When I didn’t answer immediately, Mrs. Butler spoke quickly. “The kids outside haven’t seen her all day. I thought maybe she would be with you.”

I knew it was wrong but I felt the sudden urge to laugh at the idea that Jenny-May would have spent the day with me. I just shook my head. Mrs. Butler called around to all the neighbors to see if they’d seen her daughter. The more doors she knocked on, the more I could see how her face changed from embarrassment to steely determination and then to fear.

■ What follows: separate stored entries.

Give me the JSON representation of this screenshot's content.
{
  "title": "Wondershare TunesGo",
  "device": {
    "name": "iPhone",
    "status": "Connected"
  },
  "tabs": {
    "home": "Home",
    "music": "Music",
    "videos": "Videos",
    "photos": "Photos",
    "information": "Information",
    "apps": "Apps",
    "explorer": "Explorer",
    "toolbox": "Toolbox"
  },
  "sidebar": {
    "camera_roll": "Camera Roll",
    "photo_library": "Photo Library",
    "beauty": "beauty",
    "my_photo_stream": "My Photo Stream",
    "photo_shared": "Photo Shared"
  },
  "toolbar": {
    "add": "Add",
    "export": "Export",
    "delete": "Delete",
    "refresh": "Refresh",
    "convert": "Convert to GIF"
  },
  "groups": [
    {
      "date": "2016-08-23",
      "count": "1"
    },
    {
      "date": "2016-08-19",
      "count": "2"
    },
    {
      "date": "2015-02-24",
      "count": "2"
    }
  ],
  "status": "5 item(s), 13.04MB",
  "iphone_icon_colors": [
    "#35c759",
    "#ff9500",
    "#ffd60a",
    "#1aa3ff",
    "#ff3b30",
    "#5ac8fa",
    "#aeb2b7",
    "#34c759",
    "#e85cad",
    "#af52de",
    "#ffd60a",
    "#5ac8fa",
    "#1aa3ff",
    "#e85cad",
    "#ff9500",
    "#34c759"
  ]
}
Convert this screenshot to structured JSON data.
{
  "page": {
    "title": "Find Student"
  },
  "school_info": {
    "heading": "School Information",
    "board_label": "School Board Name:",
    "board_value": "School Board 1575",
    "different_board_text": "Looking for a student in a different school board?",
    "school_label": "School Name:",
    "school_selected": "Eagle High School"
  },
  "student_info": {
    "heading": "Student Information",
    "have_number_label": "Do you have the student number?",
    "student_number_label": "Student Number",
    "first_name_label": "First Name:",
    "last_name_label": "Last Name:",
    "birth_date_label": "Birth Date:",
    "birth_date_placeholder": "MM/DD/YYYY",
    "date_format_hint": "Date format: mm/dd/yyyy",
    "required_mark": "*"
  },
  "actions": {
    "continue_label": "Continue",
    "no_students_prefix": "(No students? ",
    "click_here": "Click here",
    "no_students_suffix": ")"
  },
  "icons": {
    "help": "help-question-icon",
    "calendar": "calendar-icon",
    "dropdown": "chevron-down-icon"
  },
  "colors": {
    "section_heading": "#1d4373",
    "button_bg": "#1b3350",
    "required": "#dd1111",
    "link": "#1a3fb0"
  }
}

I’ve seen mothers’ faces in shopping centers when they turn around and notice their child isn’t with them. I studied their faces so intently, completely fascinated by it, because I don’t recall ever seeing that look on my mum’s face. Not because she didn’t love me, of course, but because I was always so tall and out of place there was no way she could lose me. I used to try to get lost sometimes, just to see her face. I would close my eyes, spin around, and choose a direction to head in. Other times I deliberately waited for her to turn the corner into the next aisle in the supermarket. I would shiver by the frozen food and count to twenty until I felt she was far enough away, but most of the time I would turn the corner and there she would be, studying the calorie content on the back of food packages, not having even noticed my absence. If she ever did notice the lack of my shuffling lanky body trailing behind her, no more than five minutes would pass before she found me. She needed only to look up and she’d see my head above the clothes racks or look down to spy my awkward oversized feet poking out from behind a shelf.

From viewing other mothers, I see how the first casual glance over their shoulder changes to panic, how their movements become quicker, head, eyes, limbs darting around, then their abandoning shopping carts in search of the only thing that truly feeds their soul. The fear, the panic, the dread, the drive. They say a mother has the strength to lift a car if it means saving her child. I think that week Mrs. Butler could have lifted a bus just to find Jenny-May. As it got into the second month she looked as though she could barely lift her own eyes above ground level. Jenny-May had taken a big chunk of her with her, too.

It turned out that I was one of the last to see her. When Grandma and Granddad arrived at noon that day, I opened the door to welcome them in and Jenny-May cycled past. She turned to look at me and gave me a look. One of her looks that I hated so much. A look that could wither you instantly. A look that said “I’m better than you and you are going to lose today at King/Queen and then Stephen Spencer will know what an incompetent lanky idiot you are.” I looked over my grandmother’s shoulder as I hugged her and watched Jenny-May cycling down the road with her head held high, her chin back and nose in the air, and her blond hair falling to the small of her back. I did what anyone in my situation would have done. I wished she would disappear.

That day my dad won £500 in the lotto scratch cards. He was so delighted, I could tell. He sat down in the kitchen with me and tried not to smile, but I could see the corners of his lips curling. We could hear Mrs. Butler crying in the next room with my mother. He placed his hand over mine and I knew he was thinking right then that he was so lucky, what a lucky father to win money in the lotto and still have his daughter when people like Mr. and Mrs. Butler were suffering so much. I, in turn, was glad that I hadn’t gone missing and due to Jenny-May’s no-show I was now the undisputed champion of King/Queen. I’d also made some new friends now that Jenny-May wasn’t around to tell them not to. Things were going great for my family and life couldn’t possibly be any worse for Mr. and Mrs. Butler. My parents stayed up late those nights talking and thanking God how they had been blessed.

But something inside me felt different. Jenny-May’s last stolen glance had taken a part of me with it. That day, Mr. and Mrs. Butler weren’t the only parents to lose a child.

Like I said, there’s always balance.